Nun lässt sich diese Vielartigkeit zurückführen auf vier Grundtypen, und es ist die wichtigste Aufgabe des Erziehers und Lehrers, diese vier Grundtypen, die man die Temperamente nennt, wirklich zu kennen. Seit alters unterscheidet man die vier Grundtypen des sanguinischen, des melancholischen, des phlegmatischen und des cholerischen Temperamentes. Wir werden immer finden, dass die charakterologische Beschaffenheit eines jeden Kindes in einer dieser Temperamentsklassen unterzubringen ist. Wir müssen uns zuerst die Fähigkeit aneignen, die verschiedenen Typen zu unterscheiden, von einem tieferen anthroposophischen Standpunkt aus zum Beispiel sanguinische von phlegmatischen wirklich zu unterscheiden. Wir gliedern im geisteswissenschaftlichen Sinne die Menschenwesenheit in Ich, Astralleib, Ätherleib und physischen Leib. Nun würde natürlich beim Idealmenschen die von der kosmischen Ordnung vorgezeichnete Harmonie walten zwischen diesen vier Gliedern der Menschenwesenheit. Dies ist aber in Wirklichkeit bei keinem Menschenwesen der Fall. Und schon daraus kann man ersehen, dass die Menschenwesenheit nicht eigentlich fertig abgeschlossen ist so, wie sie dem physischen Plan übergeben wird, sondern dass Erziehung und Unterricht dazu dienen sollen, einen vollständigen Menschen aus dem Menschen zu machen. Eines der vier Elemente waltet vor bei einem jeden, und es muss Ergebnis von Erziehung und Unterricht sein, die Harmonisierung zwischen den vier Gliedern herzustellen.
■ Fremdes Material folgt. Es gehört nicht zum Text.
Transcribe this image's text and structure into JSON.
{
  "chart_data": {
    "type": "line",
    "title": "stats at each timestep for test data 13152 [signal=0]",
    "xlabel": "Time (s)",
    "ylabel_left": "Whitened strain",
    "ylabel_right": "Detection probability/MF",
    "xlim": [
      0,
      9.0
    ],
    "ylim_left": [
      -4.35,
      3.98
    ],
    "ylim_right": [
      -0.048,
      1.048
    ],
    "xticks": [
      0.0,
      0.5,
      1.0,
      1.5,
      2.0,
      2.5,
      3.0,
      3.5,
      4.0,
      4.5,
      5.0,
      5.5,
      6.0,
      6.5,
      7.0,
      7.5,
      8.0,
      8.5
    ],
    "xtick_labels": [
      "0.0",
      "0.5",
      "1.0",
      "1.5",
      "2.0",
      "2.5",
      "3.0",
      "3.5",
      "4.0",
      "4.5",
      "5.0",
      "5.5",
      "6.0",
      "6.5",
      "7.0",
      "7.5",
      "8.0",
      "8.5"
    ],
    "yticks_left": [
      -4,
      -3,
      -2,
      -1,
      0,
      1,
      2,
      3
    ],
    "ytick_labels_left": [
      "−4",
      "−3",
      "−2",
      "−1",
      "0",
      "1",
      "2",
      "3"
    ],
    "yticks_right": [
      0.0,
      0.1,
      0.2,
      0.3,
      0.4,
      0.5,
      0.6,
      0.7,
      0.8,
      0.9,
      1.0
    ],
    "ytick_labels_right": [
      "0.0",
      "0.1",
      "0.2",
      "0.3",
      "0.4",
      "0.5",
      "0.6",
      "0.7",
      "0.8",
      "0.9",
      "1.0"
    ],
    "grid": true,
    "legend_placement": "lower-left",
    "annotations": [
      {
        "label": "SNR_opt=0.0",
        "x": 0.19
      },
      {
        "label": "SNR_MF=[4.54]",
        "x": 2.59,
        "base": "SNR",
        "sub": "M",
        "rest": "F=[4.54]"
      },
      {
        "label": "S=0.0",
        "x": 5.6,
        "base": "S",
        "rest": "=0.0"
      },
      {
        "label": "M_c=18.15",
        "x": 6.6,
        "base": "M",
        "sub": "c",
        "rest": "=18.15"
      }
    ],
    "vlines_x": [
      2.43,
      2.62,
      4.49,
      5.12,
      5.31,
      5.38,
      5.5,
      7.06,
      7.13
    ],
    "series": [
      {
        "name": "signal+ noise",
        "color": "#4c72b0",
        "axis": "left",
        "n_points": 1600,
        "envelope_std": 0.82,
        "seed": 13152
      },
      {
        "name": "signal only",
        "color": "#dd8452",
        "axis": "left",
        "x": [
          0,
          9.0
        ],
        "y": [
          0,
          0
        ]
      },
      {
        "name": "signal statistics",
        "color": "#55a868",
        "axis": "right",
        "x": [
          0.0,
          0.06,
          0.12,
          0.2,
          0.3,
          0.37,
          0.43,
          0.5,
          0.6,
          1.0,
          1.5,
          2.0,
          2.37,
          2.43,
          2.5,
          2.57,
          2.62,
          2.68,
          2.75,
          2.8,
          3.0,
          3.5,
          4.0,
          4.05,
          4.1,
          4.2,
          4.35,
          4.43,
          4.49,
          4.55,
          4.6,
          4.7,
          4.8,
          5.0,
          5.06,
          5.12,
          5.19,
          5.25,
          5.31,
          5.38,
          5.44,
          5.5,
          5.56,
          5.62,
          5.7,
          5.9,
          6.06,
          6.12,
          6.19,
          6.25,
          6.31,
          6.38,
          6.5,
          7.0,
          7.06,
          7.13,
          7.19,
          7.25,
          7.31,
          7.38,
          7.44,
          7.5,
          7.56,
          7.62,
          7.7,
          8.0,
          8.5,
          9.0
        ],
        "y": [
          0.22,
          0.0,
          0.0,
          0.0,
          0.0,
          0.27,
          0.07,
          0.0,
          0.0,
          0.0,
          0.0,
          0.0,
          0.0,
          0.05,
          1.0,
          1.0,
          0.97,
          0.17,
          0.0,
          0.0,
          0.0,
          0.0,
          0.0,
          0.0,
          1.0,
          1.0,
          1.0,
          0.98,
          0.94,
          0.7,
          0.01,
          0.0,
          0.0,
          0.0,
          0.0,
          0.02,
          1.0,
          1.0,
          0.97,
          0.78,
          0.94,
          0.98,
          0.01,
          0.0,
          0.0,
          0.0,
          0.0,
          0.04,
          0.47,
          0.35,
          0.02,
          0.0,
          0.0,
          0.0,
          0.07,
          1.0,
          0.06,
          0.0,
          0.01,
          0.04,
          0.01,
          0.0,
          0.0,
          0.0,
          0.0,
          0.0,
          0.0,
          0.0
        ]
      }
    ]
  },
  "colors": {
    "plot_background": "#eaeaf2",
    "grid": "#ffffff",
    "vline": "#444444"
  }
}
Waltet das Ich besonders vor, das heißt, ist das Ich schon beim Kinde sehr stark entwickelt, dann tritt uns das Kind entgegen mit einem melancholischen Temperament. Man verkennt diese Tatsache sehr leicht, weil man melancholische Kinder manchmal als bevorzugte Wesen ansieht. Eigentlich beruht die melancholische Anlage beim Kinde auf einem Vorherrschen des Ich in den allerersten Jahren.
Waltet der Astralleib vor, dann tritt uns das cholerische Temperament entgegen.
Waltet der Ätherleib vor, dann tritt uns das sanguinische Temperament entgegen.
Waltet der physische Leib vor, dann tritt uns das phlegmatische Temperament entgegen.
Diese Dinge gliedern sich beim späteren Menschen etwas anders. Daher werden Sie bei einem Vortrag, den ich gehalten habe in Bezug auf die Temperamente, eine kleine Veränderung finden. In diesem Vortrage sind die Temperamente in Beziehung zu den vier Gliedern des erwachsenen Menschen besprochen worden. Aber beim Kinde werden wir durchaus zu einem richtigen Urteil kommen, wenn wir die Gliederung in dieser Weise betrachten.
Nun müssen wir gewissermaßen solch ein Wissen dem Kinde gegenüber im Hintergrunde halten und versuchen, durch das ganze äußere Auftreten des Kindes, durch den Habitus des Kindes auf die Temperamentsgrundlage zu kommen.
Wenn ein Kind sich für alles mögliche nur kurz interessiert, sein Interesse rasch wieder zurückzieht, dann werden wir es als sanguinisch bezeichnen müssen. Diese Orientierung sollten wir uns durchaus angelegen sein lassen, selbst wenn wir viele Kinder zu erziehen haben, zu konstatieren, welche Kinder sich rasch für äußere Eindrücke interessieren und das Interesse rasch vorübergehen lassen. Die haben ein sanguinisches Temperament.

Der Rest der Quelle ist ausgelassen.